The information with respect to the Company's intentions set forth herein, contains forward-looking statements (collectively referred to herein as "forward-looking statements") within the meaning of Canadian securities laws. All statements other than statements of historical fact are forward-looking statements. Forward-looking statements are based on the Company's experience and current beliefs as well as assumptions made by, and information currently available to, the Company concerning the anticipated process for completing the compulsory acquisition of the remaining Echoex Shares. Although management considers these assumptions to be reasonable based on information currently available to it, they may prove to be incorrect.
By their very nature, forward-looking statements involve inherent risks and uncertainties (both general and specific) and risks that forward-looking statements will not be achieved. These risks include, but are not limited to risks associated with delays in the process for completing the compulsory acquisition.
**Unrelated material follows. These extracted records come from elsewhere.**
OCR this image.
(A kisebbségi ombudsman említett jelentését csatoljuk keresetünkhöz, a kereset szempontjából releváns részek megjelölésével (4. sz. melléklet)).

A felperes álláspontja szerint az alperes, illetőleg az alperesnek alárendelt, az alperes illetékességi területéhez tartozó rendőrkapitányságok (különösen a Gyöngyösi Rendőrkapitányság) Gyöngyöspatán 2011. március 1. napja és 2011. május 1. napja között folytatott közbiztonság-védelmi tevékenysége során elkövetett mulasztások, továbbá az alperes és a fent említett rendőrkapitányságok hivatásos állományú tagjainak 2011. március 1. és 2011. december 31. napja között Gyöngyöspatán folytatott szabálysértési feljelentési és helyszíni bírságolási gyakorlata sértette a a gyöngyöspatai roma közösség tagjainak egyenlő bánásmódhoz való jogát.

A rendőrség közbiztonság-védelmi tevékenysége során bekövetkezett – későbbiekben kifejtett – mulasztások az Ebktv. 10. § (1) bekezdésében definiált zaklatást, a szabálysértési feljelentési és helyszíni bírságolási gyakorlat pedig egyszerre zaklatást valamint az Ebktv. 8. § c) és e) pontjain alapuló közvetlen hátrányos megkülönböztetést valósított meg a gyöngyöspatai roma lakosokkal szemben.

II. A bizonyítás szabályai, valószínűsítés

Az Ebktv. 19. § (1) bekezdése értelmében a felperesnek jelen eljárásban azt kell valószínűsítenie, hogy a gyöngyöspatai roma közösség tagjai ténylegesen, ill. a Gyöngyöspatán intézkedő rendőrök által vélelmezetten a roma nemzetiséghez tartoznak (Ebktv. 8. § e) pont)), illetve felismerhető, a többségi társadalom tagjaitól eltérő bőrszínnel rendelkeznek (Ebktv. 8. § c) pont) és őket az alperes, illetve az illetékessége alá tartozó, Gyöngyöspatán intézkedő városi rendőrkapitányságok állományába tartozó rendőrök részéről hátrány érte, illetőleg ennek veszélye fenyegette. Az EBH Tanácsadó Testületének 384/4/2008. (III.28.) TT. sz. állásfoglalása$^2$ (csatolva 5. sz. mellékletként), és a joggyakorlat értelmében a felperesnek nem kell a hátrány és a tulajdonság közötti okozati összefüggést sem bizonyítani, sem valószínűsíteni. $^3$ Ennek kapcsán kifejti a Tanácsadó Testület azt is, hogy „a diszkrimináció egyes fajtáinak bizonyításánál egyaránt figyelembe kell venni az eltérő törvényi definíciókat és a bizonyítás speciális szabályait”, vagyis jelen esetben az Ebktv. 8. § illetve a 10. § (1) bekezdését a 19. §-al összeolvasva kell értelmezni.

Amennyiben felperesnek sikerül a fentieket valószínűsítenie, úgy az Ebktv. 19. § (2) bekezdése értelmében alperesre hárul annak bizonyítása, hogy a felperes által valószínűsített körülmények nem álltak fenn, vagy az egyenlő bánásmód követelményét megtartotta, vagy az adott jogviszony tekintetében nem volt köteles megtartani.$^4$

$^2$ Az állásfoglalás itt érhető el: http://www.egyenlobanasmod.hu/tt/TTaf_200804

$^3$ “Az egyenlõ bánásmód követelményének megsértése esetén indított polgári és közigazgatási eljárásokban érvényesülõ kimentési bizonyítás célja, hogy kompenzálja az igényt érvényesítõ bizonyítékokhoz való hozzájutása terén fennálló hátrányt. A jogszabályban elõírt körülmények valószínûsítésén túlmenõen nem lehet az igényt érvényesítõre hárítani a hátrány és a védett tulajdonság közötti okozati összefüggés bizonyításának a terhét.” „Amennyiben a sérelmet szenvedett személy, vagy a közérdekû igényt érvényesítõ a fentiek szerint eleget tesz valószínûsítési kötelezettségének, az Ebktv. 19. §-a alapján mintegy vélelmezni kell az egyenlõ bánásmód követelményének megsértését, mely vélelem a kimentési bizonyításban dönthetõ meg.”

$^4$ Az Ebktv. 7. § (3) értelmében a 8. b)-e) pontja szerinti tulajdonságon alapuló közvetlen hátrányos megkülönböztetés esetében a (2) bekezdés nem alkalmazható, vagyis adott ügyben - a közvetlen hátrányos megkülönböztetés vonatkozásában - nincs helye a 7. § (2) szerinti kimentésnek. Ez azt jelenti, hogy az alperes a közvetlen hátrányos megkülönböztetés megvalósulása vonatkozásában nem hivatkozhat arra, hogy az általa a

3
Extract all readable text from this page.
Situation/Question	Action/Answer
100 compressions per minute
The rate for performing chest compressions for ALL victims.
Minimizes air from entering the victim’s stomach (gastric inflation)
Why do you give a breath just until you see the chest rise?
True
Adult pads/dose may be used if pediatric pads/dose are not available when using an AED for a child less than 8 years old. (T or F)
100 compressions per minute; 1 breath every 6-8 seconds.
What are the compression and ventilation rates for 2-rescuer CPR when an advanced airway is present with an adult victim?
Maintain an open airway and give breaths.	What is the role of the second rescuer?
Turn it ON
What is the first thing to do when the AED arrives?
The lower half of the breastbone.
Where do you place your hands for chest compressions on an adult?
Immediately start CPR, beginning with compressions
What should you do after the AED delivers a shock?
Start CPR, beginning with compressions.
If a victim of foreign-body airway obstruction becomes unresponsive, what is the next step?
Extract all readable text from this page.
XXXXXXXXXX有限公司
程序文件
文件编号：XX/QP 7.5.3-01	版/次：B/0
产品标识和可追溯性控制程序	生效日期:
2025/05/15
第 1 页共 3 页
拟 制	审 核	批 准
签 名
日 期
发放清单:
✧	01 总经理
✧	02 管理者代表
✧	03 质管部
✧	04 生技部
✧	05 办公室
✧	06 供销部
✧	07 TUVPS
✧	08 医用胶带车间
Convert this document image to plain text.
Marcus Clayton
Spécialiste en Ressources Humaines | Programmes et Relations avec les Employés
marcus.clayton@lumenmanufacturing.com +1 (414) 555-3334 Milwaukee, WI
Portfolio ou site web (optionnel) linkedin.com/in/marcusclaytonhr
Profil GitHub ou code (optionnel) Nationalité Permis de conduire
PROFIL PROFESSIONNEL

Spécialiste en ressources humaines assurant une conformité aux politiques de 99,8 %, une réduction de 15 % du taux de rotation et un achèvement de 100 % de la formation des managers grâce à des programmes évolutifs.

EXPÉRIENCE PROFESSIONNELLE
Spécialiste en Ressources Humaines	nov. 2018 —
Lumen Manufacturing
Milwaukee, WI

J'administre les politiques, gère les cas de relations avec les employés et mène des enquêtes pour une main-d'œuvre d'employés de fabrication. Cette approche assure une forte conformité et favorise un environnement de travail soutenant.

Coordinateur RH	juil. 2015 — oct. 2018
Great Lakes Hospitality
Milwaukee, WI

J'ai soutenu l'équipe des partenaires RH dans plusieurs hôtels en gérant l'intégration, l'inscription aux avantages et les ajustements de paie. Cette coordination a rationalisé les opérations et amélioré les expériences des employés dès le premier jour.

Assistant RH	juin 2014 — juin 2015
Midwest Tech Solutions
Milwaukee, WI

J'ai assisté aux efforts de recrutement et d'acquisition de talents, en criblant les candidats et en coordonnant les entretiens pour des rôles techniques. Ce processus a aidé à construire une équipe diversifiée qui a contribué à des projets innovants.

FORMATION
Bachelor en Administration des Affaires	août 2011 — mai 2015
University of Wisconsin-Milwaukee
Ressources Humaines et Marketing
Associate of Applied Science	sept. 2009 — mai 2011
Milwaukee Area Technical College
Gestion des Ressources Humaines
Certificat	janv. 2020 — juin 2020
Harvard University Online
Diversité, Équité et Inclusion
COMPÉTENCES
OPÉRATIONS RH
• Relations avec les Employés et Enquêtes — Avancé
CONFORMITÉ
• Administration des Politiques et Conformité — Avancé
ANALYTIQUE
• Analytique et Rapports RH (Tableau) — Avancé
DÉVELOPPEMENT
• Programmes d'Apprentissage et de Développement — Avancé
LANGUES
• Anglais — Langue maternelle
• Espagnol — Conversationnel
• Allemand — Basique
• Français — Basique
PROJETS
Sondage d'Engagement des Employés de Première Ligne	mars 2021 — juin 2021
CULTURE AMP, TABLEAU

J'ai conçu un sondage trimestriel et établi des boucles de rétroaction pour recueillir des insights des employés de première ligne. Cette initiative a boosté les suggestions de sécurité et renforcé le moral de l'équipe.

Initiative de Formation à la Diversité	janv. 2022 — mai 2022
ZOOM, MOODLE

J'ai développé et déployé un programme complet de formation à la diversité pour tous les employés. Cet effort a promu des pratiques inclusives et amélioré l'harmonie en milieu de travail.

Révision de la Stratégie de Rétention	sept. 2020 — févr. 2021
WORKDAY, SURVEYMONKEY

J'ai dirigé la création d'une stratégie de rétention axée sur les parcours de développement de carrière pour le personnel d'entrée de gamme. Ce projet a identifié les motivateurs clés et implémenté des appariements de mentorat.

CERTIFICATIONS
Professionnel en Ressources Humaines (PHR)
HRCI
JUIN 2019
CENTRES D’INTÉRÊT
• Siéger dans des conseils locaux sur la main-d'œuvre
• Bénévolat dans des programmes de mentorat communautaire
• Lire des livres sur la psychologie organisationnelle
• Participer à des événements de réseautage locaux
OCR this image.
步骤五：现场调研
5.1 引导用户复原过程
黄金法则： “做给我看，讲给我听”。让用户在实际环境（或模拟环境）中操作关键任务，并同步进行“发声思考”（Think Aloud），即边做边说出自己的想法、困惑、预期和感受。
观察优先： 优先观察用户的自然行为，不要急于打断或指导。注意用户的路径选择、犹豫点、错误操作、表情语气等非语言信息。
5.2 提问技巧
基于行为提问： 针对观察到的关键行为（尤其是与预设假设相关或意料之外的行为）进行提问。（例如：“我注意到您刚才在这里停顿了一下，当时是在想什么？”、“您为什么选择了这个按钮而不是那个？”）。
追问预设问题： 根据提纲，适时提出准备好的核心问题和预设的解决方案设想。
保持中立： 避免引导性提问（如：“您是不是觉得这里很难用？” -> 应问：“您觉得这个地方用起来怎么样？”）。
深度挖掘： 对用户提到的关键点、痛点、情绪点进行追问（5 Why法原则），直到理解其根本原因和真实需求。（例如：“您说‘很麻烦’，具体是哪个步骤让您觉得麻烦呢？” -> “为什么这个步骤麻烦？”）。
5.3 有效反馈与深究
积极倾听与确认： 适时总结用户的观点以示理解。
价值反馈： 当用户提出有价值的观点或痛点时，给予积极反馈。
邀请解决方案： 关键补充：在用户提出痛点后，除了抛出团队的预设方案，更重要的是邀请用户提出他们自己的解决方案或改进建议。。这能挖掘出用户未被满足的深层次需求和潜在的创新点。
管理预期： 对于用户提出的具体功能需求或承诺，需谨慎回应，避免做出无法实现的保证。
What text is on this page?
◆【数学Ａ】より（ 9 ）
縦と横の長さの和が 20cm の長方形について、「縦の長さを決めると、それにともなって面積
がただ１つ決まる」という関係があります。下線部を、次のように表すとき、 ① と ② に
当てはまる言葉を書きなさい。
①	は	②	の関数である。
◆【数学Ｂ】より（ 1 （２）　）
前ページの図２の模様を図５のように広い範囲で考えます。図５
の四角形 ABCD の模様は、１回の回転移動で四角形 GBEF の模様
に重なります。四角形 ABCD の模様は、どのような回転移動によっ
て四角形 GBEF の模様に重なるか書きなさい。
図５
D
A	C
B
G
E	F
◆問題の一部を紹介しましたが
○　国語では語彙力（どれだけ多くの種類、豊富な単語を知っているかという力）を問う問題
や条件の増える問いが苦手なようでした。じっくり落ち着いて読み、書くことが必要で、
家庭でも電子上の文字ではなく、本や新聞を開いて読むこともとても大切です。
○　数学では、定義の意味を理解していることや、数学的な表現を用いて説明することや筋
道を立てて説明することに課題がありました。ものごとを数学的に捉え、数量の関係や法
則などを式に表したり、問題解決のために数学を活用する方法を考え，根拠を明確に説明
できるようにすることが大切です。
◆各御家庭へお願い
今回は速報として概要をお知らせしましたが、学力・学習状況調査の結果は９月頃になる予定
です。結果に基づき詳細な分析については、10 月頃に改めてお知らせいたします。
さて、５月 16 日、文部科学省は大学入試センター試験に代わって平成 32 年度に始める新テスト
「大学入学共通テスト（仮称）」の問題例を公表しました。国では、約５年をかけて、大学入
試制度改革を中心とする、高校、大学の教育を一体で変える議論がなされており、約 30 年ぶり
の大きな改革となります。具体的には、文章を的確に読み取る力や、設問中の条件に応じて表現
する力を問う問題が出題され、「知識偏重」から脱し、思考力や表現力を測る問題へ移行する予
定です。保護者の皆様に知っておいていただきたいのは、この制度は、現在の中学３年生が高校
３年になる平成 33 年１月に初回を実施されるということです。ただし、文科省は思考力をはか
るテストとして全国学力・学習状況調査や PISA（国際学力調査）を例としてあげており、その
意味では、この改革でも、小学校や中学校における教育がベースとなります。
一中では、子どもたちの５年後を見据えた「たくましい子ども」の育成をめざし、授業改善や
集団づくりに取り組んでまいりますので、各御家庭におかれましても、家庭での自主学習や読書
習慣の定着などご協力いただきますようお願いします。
Given these risks and uncertainties, there can be no assurance that the assumptions, plans, intentions or expectations upon which forward-looking statements are based will in fact be realized in the timeframe expected.
The forward-looking statements contained in this news release are made as of the date hereof and the Company does not undertake any obligation to update publicly or to revise any of the included forward- looking statements, except as required by applicable law. The forward-looking statements contained herein are expressly qualified by this cautionary statement.
Neither TSX Venture Exchange nor its Regulation Services Provider (as that term is defined in policies of the TSX Venture Exchange) accepts responsibility for the adequacy or accuracy of this release.